When it became apparent after the 1964 election that Medicare’s passage was likely to be a slam dunk, the American Medical Association and Republicans scurried to put forward an alternative. The AMA foolishly tried to exploit public confusion over the fact that the Medicare proposal covered only hospital expenses but not costs for doctors, surgeons, dentists, and other outpatient services.

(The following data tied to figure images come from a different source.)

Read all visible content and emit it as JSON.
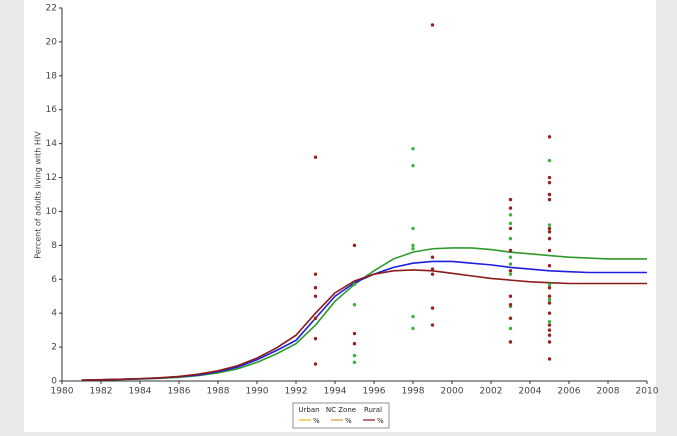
{
  "chart_data": {
    "type": "line",
    "y_label": "Percent of adults living with HIV",
    "xlim": [
      1980,
      2010
    ],
    "xticks": [
      1980,
      1982,
      1984,
      1986,
      1988,
      1990,
      1992,
      1994,
      1996,
      1998,
      2000,
      2002,
      2004,
      2006,
      2008,
      2010
    ],
    "ylim": [
      0,
      22
    ],
    "yticks": [
      0,
      2,
      4,
      6,
      8,
      10,
      12,
      14,
      16,
      18,
      20,
      22
    ],
    "series": [
      {
        "type": "line",
        "color": "#2e9a2e",
        "x": [
          1981,
          1982,
          1983,
          1984,
          1985,
          1986,
          1987,
          1988,
          1989,
          1990,
          1991,
          1992,
          1993,
          1994,
          1995,
          1996,
          1997,
          1998,
          1999,
          2000,
          2001,
          2002,
          2003,
          2004,
          2005,
          2006,
          2007,
          2008,
          2009,
          2010
        ],
        "values": [
          0.05,
          0.07,
          0.09,
          0.12,
          0.16,
          0.22,
          0.32,
          0.48,
          0.72,
          1.1,
          1.6,
          2.2,
          3.3,
          4.7,
          5.7,
          6.5,
          7.2,
          7.6,
          7.8,
          7.85,
          7.85,
          7.75,
          7.6,
          7.5,
          7.4,
          7.3,
          7.25,
          7.2,
          7.2,
          7.2
        ]
      },
      {
        "type": "line",
        "color": "#1f1fe0",
        "x": [
          1981,
          1982,
          1983,
          1984,
          1985,
          1986,
          1987,
          1988,
          1989,
          1990,
          1991,
          1992,
          1993,
          1994,
          1995,
          1996,
          1997,
          1998,
          1999,
          2000,
          2001,
          2002,
          2003,
          2004,
          2005,
          2006,
          2007,
          2008,
          2009,
          2010
        ],
        "values": [
          0.05,
          0.07,
          0.1,
          0.13,
          0.18,
          0.25,
          0.36,
          0.55,
          0.82,
          1.25,
          1.8,
          2.4,
          3.7,
          5.0,
          5.8,
          6.3,
          6.7,
          6.95,
          7.05,
          7.05,
          6.95,
          6.85,
          6.7,
          6.6,
          6.5,
          6.45,
          6.4,
          6.4,
          6.4,
          6.4
        ]
      },
      {
        "type": "line",
        "color": "#8b1a1a",
        "x": [
          1981,
          1982,
          1983,
          1984,
          1985,
          1986,
          1987,
          1988,
          1989,
          1990,
          1991,
          1992,
          1993,
          1994,
          1995,
          1996,
          1997,
          1998,
          1999,
          2000,
          2001,
          2002,
          2003,
          2004,
          2005,
          2006,
          2007,
          2008,
          2009,
          2010
        ],
        "values": [
          0.05,
          0.08,
          0.1,
          0.14,
          0.19,
          0.27,
          0.4,
          0.6,
          0.9,
          1.35,
          1.95,
          2.7,
          4.0,
          5.2,
          5.9,
          6.3,
          6.5,
          6.55,
          6.5,
          6.35,
          6.2,
          6.05,
          5.95,
          5.85,
          5.8,
          5.75,
          5.75,
          5.75,
          5.75,
          5.75
        ]
      },
      {
        "type": "scatter",
        "color": "#3cb43c",
        "x": [
          1995,
          1995,
          1995,
          1995,
          1998,
          1998,
          1998,
          1998,
          1998,
          1998,
          1998,
          2003,
          2003,
          2003,
          2003,
          2003,
          2003,
          2003,
          2003,
          2003,
          2005,
          2005,
          2005,
          2005,
          2005,
          2005,
          2005
        ],
        "values": [
          5.7,
          4.5,
          1.5,
          1.1,
          13.7,
          12.7,
          9.0,
          8.0,
          7.8,
          3.8,
          3.1,
          9.8,
          9.3,
          8.4,
          7.3,
          6.9,
          6.3,
          4.4,
          3.7,
          3.1,
          13.0,
          11.0,
          9.2,
          8.8,
          5.7,
          4.8,
          3.5
        ]
      },
      {
        "type": "scatter",
        "color": "#9b2020",
        "x": [
          1993,
          1993,
          1993,
          1993,
          1993,
          1993,
          1993,
          1995,
          1995,
          1995,
          1999,
          1999,
          1999,
          1999,
          1999,
          1999,
          2003,
          2003,
          2003,
          2003,
          2003,
          2003,
          2003,
          2003,
          2003,
          2005,
          2005,
          2005,
          2005,
          2005,
          2005,
          2005,
          2005,
          2005,
          2005,
          2005,
          2005,
          2005,
          2005,
          2005,
          2005,
          2005,
          2005,
          2005
        ],
        "values": [
          13.2,
          6.3,
          5.5,
          5.0,
          3.7,
          2.5,
          1.0,
          8.0,
          2.8,
          2.2,
          21.0,
          7.3,
          6.6,
          6.3,
          4.3,
          3.3,
          10.7,
          10.2,
          9.0,
          7.7,
          6.5,
          5.0,
          4.5,
          3.7,
          2.3,
          14.4,
          12.0,
          11.7,
          11.0,
          10.7,
          9.0,
          8.8,
          8.4,
          7.7,
          6.8,
          5.5,
          5.0,
          4.6,
          4.0,
          3.3,
          3.0,
          2.7,
          2.3,
          1.3
        ]
      }
    ],
    "legend": {
      "entries": [
        {
          "name": "Urban",
          "label": "%",
          "color": "#e0c020"
        },
        {
          "name": "NC Zone",
          "label": "%",
          "color": "#d0a030"
        },
        {
          "name": "Rural",
          "label": "%",
          "color": "#8b1a1a"
        }
      ]
    }
  }
}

Arguing now that Medicare didn’t go far enough, the AMA sought to outflank Medicare with an alternative program that would include outpatient services as well as hospital expenses. "Eldercare," as it was called, provided for a voluntary comprehensive insurance program, administered through the states and financed through means-tested premiums from recipients and federal matching funds. Not to be outdone by the AMA, House Republicans, under new leader Gerald Ford, offered their own alternative, which was similar to Eldercare except that it would be administered by the federal government....

Mr. P
04-02-2010, 04:23 PM
No, they didn't claim anything of the sort.

Medicare isn't broke either, at least yet.

I heard them..if I come across the clips I'll post em.